I admit that every time I see Herbalife (NYSE:HLF) in the news, I can't help but smile just a little bit. The name takes me back to the first time I heard about Herbalife, while living and working in Moscow in the '90s, and saw a flyer on a lamppost announcing products for sale from "Gerbil-Life," the closest Herbalife could get to transliterating its name.
Herbalife shareholders, though, are not smiling today because of something the company just announced. Yesterday after the close of trading, Herbalife issued an earnings warning for its fiscal third quarter 2021, and the stock is down 15% in response as of 10 a.m. EDT this morning.
As the company explained, "lower than expected levels of activity among its independent distributors ... has led to a decrease in expected third quarter and full year net sales." Mind you, Herbalife is still hoping to see its sales grow in comparison to fiscal 2019 (a pre-pandemic road marker that many consumer goods companies are using in lieu of 2020 comparisons this year). But by that metric, sales will only grow about 14% to 18% in the third quarter, and only 19% to 23% for the full fiscal 2021.
Also, sales will be down between 3.5% and 6.5% in comparison to the third quarter of fiscal 2020, and up only 4.5% to 8.5% for the full year versus 2020.

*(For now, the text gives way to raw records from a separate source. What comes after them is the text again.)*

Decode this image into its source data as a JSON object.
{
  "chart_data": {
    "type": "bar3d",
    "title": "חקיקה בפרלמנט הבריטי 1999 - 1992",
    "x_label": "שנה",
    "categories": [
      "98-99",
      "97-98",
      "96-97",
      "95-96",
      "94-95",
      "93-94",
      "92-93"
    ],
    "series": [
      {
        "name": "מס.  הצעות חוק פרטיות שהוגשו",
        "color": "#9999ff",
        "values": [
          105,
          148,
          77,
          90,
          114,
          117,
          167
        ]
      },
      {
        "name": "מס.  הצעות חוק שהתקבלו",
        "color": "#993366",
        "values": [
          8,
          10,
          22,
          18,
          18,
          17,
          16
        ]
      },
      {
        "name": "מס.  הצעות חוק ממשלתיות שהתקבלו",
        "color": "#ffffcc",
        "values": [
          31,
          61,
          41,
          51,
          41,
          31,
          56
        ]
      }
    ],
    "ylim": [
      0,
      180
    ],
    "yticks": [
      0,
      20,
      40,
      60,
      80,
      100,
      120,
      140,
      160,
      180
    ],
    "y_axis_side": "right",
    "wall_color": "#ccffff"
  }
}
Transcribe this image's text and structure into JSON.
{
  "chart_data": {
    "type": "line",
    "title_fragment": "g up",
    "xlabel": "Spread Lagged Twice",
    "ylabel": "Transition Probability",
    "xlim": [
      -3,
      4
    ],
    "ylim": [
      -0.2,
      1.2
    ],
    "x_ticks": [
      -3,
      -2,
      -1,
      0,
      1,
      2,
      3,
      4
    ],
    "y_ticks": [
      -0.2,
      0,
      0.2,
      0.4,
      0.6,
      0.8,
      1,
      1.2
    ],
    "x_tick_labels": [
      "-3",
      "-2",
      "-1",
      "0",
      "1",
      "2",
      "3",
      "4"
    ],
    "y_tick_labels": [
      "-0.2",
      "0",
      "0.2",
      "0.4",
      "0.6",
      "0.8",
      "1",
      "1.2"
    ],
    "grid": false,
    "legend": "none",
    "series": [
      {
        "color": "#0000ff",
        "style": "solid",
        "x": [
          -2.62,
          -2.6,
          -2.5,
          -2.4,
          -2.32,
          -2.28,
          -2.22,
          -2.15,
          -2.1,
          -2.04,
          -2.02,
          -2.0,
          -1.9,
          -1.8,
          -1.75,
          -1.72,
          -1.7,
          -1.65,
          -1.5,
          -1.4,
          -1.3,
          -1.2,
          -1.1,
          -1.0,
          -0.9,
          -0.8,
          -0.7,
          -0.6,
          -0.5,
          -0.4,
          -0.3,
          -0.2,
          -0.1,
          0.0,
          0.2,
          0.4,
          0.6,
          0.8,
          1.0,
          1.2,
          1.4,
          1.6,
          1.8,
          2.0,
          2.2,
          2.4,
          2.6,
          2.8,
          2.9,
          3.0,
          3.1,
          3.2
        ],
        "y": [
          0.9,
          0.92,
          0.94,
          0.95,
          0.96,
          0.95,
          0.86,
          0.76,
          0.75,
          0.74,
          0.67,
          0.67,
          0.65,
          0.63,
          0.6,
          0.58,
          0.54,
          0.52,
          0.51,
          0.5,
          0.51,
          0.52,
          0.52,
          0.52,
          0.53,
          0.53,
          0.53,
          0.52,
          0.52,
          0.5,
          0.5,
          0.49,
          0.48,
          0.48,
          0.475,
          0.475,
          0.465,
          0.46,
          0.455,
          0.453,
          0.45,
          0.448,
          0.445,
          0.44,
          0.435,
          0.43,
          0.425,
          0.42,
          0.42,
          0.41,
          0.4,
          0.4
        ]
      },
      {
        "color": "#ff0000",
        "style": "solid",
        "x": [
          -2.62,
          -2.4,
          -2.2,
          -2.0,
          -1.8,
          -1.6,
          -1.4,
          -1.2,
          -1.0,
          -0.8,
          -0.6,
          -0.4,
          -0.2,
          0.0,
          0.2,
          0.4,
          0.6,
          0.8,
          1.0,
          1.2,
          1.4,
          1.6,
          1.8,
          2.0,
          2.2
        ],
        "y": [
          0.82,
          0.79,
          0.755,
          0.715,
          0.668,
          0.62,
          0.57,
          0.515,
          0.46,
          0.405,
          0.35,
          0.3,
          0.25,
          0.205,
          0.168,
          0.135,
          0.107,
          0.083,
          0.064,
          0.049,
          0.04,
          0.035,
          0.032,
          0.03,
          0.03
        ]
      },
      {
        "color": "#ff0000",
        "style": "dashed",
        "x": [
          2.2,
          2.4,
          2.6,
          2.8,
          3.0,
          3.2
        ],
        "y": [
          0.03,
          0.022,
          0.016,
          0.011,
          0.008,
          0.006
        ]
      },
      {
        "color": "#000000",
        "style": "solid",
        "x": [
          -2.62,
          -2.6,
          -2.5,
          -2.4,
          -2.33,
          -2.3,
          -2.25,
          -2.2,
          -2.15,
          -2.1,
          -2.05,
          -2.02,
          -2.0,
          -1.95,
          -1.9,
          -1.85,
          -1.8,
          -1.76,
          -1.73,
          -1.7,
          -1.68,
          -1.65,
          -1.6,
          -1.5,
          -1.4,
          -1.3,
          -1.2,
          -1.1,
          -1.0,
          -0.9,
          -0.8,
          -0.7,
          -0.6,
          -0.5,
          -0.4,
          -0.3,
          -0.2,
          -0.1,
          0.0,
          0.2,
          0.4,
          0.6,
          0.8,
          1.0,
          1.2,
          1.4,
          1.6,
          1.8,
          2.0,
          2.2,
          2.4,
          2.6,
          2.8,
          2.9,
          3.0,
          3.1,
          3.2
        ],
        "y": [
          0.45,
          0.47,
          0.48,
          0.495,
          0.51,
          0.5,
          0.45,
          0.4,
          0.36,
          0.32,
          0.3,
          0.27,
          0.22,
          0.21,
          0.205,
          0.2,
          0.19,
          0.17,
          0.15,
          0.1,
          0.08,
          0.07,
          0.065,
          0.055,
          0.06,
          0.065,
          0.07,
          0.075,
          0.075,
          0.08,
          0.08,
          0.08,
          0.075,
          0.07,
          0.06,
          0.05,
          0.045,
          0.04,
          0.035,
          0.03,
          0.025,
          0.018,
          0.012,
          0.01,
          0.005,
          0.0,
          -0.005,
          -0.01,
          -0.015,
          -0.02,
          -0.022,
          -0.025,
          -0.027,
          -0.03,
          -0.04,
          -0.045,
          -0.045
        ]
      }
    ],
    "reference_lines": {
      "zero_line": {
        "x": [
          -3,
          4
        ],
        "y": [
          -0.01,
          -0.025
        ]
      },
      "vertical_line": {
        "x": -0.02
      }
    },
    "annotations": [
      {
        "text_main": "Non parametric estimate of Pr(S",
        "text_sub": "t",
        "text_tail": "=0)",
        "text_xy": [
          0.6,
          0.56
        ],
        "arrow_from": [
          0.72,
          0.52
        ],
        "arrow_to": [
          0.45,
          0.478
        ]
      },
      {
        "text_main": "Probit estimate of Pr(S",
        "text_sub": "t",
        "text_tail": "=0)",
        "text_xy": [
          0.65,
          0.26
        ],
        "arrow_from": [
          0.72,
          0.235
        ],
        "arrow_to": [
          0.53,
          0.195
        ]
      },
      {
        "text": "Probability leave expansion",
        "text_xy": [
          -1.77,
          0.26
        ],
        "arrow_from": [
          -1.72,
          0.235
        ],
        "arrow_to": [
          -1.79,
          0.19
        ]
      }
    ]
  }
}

Focusing on the midpoints, a roughly 5% year-over-year sales reduction in the third quarter implies about $1.45 billion in sales for the quarter, while 6.5% growth for the year implies full-year 2021 sales of $5.9 billion. Both of those numbers will therefore likely miss analyst forecasts: $1.56 billion for the quarter, and $6.1 billion for the year.
Similarly, Herbalife gave guidance ranges for adjusted earnings per share: about $1.10 for the quarter and $4.75 for the year. Those will likewise miss Street expectations for $1.17 and $4.99, respectively.
Herbalife is doing a bit better than last year, but far worse than Wall Street had forecast, and that's why the stock is down today.